For prevention research, the next decade holds promise for better identification of addiction vulnerabilities and high-risk populations based on family history, personality traits, and genetic markers, as these become better characterized. New findings will generate more effective early interventions, which, in turn, should have tremendous effect in preventing development of the full-blown disease. Family and school-based interventions, alone and in combination, offer promising prevention techniques that will be more widely applicable in the next decade.
There is hope for the future of the treatment of addiction, with the political landscape and the public's understanding and acceptance of addiction as a brain disease already changing. It is our hope that this will translate into funding for addiction research and treatment. Our work is cut out for us however:
• Understanding the interplay of genetic and environmental factors in influencing addiction risk will help identify those who are particularly vulnerable to the rewarding effects of drugs.

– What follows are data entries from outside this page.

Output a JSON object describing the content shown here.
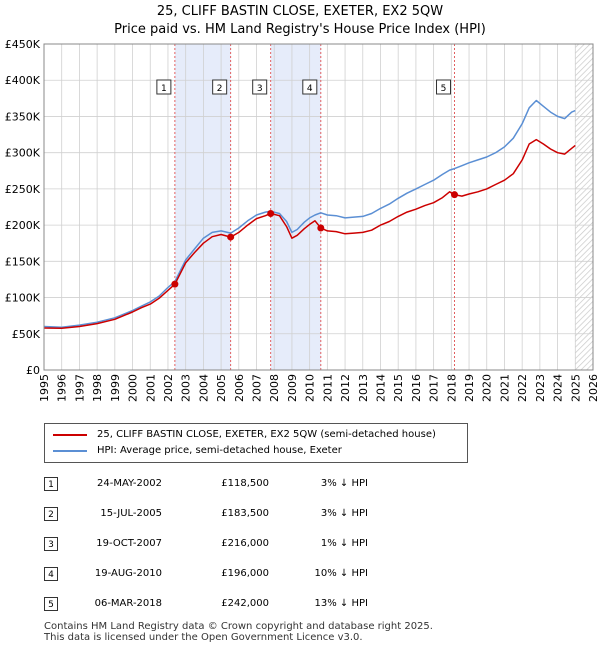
{
  "header": {
    "title": "25, CLIFF BASTIN CLOSE, EXETER, EX2 5QW",
    "subtitle": "Price paid vs. HM Land Registry's House Price Index (HPI)"
  },
  "colors": {
    "price_line": "#cc0000",
    "hpi_line": "#5b8fd4",
    "shade": "#e6ecfa",
    "grid": "#d0d0d0",
    "vline": "#e05050",
    "marker": "#cc0000"
  },
  "chart_data": {
    "type": "line",
    "title": "25, CLIFF BASTIN CLOSE, EXETER, EX2 5QW",
    "xlim": [
      1995,
      2026
    ],
    "ylim": [
      0,
      450000
    ],
    "x_ticks": [
      1995,
      1996,
      1997,
      1998,
      1999,
      2000,
      2001,
      2002,
      2003,
      2004,
      2005,
      2006,
      2007,
      2008,
      2009,
      2010,
      2011,
      2012,
      2013,
      2014,
      2015,
      2016,
      2017,
      2018,
      2019,
      2020,
      2021,
      2022,
      2023,
      2024,
      2025,
      2026
    ],
    "y_ticks": [
      {
        "value": 0,
        "label": "£0"
      },
      {
        "value": 50000,
        "label": "£50K"
      },
      {
        "value": 100000,
        "label": "£100K"
      },
      {
        "value": 150000,
        "label": "£150K"
      },
      {
        "value": 200000,
        "label": "£200K"
      },
      {
        "value": 250000,
        "label": "£250K"
      },
      {
        "value": 300000,
        "label": "£300K"
      },
      {
        "value": 350000,
        "label": "£350K"
      },
      {
        "value": 400000,
        "label": "£400K"
      },
      {
        "value": 450000,
        "label": "£450K"
      }
    ],
    "shaded_ranges": [
      [
        2002.39,
        2005.54
      ],
      [
        2007.8,
        2010.63
      ]
    ],
    "future_from": 2025.0,
    "series": [
      {
        "name": "25, CLIFF BASTIN CLOSE, EXETER, EX2 5QW (semi-detached house)",
        "x": [
          1995.0,
          1996.0,
          1997.0,
          1998.0,
          1999.0,
          2000.0,
          2000.5,
          2001.0,
          2001.5,
          2002.0,
          2002.39,
          2003.0,
          2003.5,
          2004.0,
          2004.5,
          2005.0,
          2005.54,
          2006.0,
          2006.5,
          2007.0,
          2007.5,
          2007.8,
          2008.3,
          2008.7,
          2009.0,
          2009.3,
          2009.7,
          2010.0,
          2010.3,
          2010.63,
          2011.0,
          2011.5,
          2012.0,
          2012.5,
          2013.0,
          2013.5,
          2014.0,
          2014.5,
          2015.0,
          2015.5,
          2016.0,
          2016.5,
          2017.0,
          2017.5,
          2017.9,
          2018.18,
          2018.6,
          2019.0,
          2019.5,
          2020.0,
          2020.5,
          2021.0,
          2021.5,
          2022.0,
          2022.4,
          2022.8,
          2023.2,
          2023.6,
          2024.0,
          2024.4,
          2024.8,
          2025.0
        ],
        "values": [
          58000,
          57500,
          60000,
          64000,
          70000,
          80000,
          86000,
          91000,
          99000,
          110000,
          118500,
          148000,
          162000,
          175000,
          184000,
          187000,
          183500,
          190000,
          200000,
          209000,
          213000,
          216000,
          213000,
          198000,
          182000,
          186000,
          195000,
          201000,
          206000,
          196000,
          192000,
          191000,
          188000,
          189000,
          190000,
          193000,
          200000,
          205000,
          212000,
          218000,
          222000,
          227000,
          231000,
          238000,
          246000,
          242000,
          240000,
          243000,
          246000,
          250000,
          256000,
          262000,
          271000,
          290000,
          312000,
          318000,
          312000,
          305000,
          300000,
          298000,
          306000,
          310000
        ]
      },
      {
        "name": "HPI: Average price, semi-detached house, Exeter",
        "x": [
          1995.0,
          1996.0,
          1997.0,
          1998.0,
          1999.0,
          2000.0,
          2000.5,
          2001.0,
          2001.5,
          2002.0,
          2002.39,
          2003.0,
          2003.5,
          2004.0,
          2004.5,
          2005.0,
          2005.54,
          2006.0,
          2006.5,
          2007.0,
          2007.5,
          2007.8,
          2008.3,
          2008.7,
          2009.0,
          2009.3,
          2009.7,
          2010.0,
          2010.3,
          2010.63,
          2011.0,
          2011.5,
          2012.0,
          2012.5,
          2013.0,
          2013.5,
          2014.0,
          2014.5,
          2015.0,
          2015.5,
          2016.0,
          2016.5,
          2017.0,
          2017.5,
          2017.9,
          2018.18,
          2018.6,
          2019.0,
          2019.5,
          2020.0,
          2020.5,
          2021.0,
          2021.5,
          2022.0,
          2022.4,
          2022.8,
          2023.2,
          2023.6,
          2024.0,
          2024.4,
          2024.8,
          2025.0
        ],
        "values": [
          60000,
          59000,
          62000,
          66000,
          72000,
          82000,
          88000,
          94000,
          102000,
          114000,
          122000,
          152000,
          167000,
          182000,
          190000,
          192000,
          189000,
          196000,
          206000,
          214000,
          218000,
          219000,
          216000,
          205000,
          190000,
          194000,
          204000,
          210000,
          214000,
          217000,
          214000,
          213000,
          210000,
          211000,
          212000,
          216000,
          223000,
          229000,
          237000,
          244000,
          250000,
          256000,
          262000,
          270000,
          276000,
          278000,
          282000,
          286000,
          290000,
          294000,
          300000,
          308000,
          320000,
          340000,
          362000,
          372000,
          364000,
          356000,
          350000,
          347000,
          356000,
          358000
        ]
      }
    ],
    "sale_markers": [
      {
        "label": "1",
        "x": 2002.39,
        "value": 118500
      },
      {
        "label": "2",
        "x": 2005.54,
        "value": 183500
      },
      {
        "label": "3",
        "x": 2007.8,
        "value": 216000
      },
      {
        "label": "4",
        "x": 2010.63,
        "value": 196000
      },
      {
        "label": "5",
        "x": 2018.18,
        "value": 242000
      }
    ]
  },
  "legend": {
    "items": [
      {
        "label": "25, CLIFF BASTIN CLOSE, EXETER, EX2 5QW (semi-detached house)",
        "color": "#cc0000"
      },
      {
        "label": "HPI: Average price, semi-detached house, Exeter",
        "color": "#5b8fd4"
      }
    ]
  },
  "sales": [
    {
      "num": "1",
      "date": "24-MAY-2002",
      "price": "£118,500",
      "hpi": "3% ↓ HPI"
    },
    {
      "num": "2",
      "date": "15-JUL-2005",
      "price": "£183,500",
      "hpi": "3% ↓ HPI"
    },
    {
      "num": "3",
      "date": "19-OCT-2007",
      "price": "£216,000",
      "hpi": "1% ↓ HPI"
    },
    {
      "num": "4",
      "date": "19-AUG-2010",
      "price": "£196,000",
      "hpi": "10% ↓ HPI"
    },
    {
      "num": "5",
      "date": "06-MAR-2018",
      "price": "£242,000",
      "hpi": "13% ↓ HPI"
    }
  ],
  "footer": {
    "line1": "Contains HM Land Registry data © Crown copyright and database right 2025.",
    "line2": "This data is licensed under the Open Government Licence v3.0."
  }
}
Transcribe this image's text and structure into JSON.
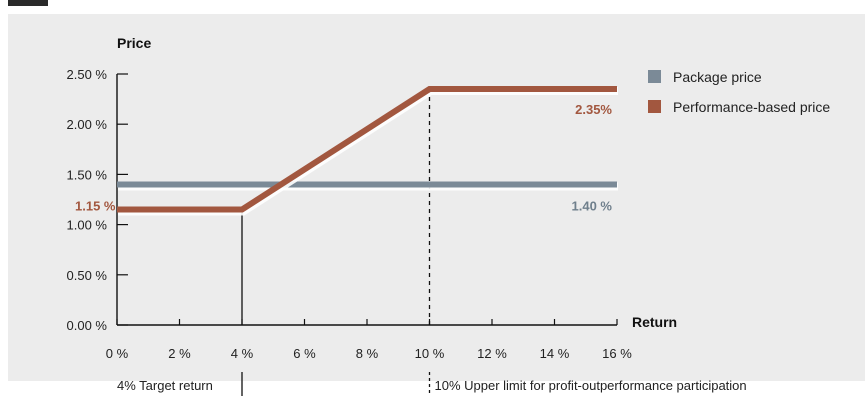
{
  "colors": {
    "package": "#7b8a97",
    "performance": "#a2573f",
    "package_label": "#6f7f8c",
    "performance_label": "#a2573f",
    "axis": "#111111",
    "panel": "#ececec"
  },
  "chart_data": {
    "type": "line",
    "title": "",
    "xlabel": "Return",
    "ylabel": "Price",
    "xlim": [
      0,
      16
    ],
    "ylim": [
      0,
      2.5
    ],
    "x_ticks": [
      0,
      2,
      4,
      6,
      8,
      10,
      12,
      14,
      16
    ],
    "x_tick_labels": [
      "0 %",
      "2 %",
      "4 %",
      "6 %",
      "8 %",
      "10 %",
      "12 %",
      "14 %",
      "16 %"
    ],
    "y_ticks": [
      0,
      0.5,
      1.0,
      1.5,
      2.0,
      2.5
    ],
    "y_tick_labels": [
      "0.00 %",
      "0.50 %",
      "1.00 %",
      "1.50 %",
      "2.00 %",
      "2.50 %"
    ],
    "grid": false,
    "legend_position": "top-right",
    "series": [
      {
        "name": "Package price",
        "color_key": "package",
        "x": [
          0,
          16
        ],
        "y": [
          1.4,
          1.4
        ],
        "end_label": "1.40 %"
      },
      {
        "name": "Performance-based price",
        "color_key": "performance",
        "x": [
          0,
          4,
          10,
          16
        ],
        "y": [
          1.15,
          1.15,
          2.35,
          2.35
        ],
        "start_label": "1.15 %",
        "end_label": "2.35%"
      }
    ],
    "reference_lines": [
      {
        "x": 4,
        "style": "solid",
        "label": "4% Target return"
      },
      {
        "x": 10,
        "style": "dashed",
        "label": "10% Upper limit for profit-outperformance participation"
      }
    ]
  }
}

• Findings will aid the development of increasingly refined prevention strategies directed at selectively mitigating a patient's specific risk factors.
• In a similar vein, identifying patient characteristics that predict the relative efficacy of specific treatment interventions will allow treatment providers to better match patients with treatment services.
• And finally, the development of medications to curb craving-at the forefront of efforts to help drug-addicted patients establish and maintain abstinence in treatment-will be critical to effectively counter chronic, compulsive drug taking.
The reward to society will be tremendous, with many individual lives restored and families reunited. We will see fewer crimes and less jail crowding, fewer new cases of HIV infection and hepatitis C, more productive persons, and healthier and safer communities.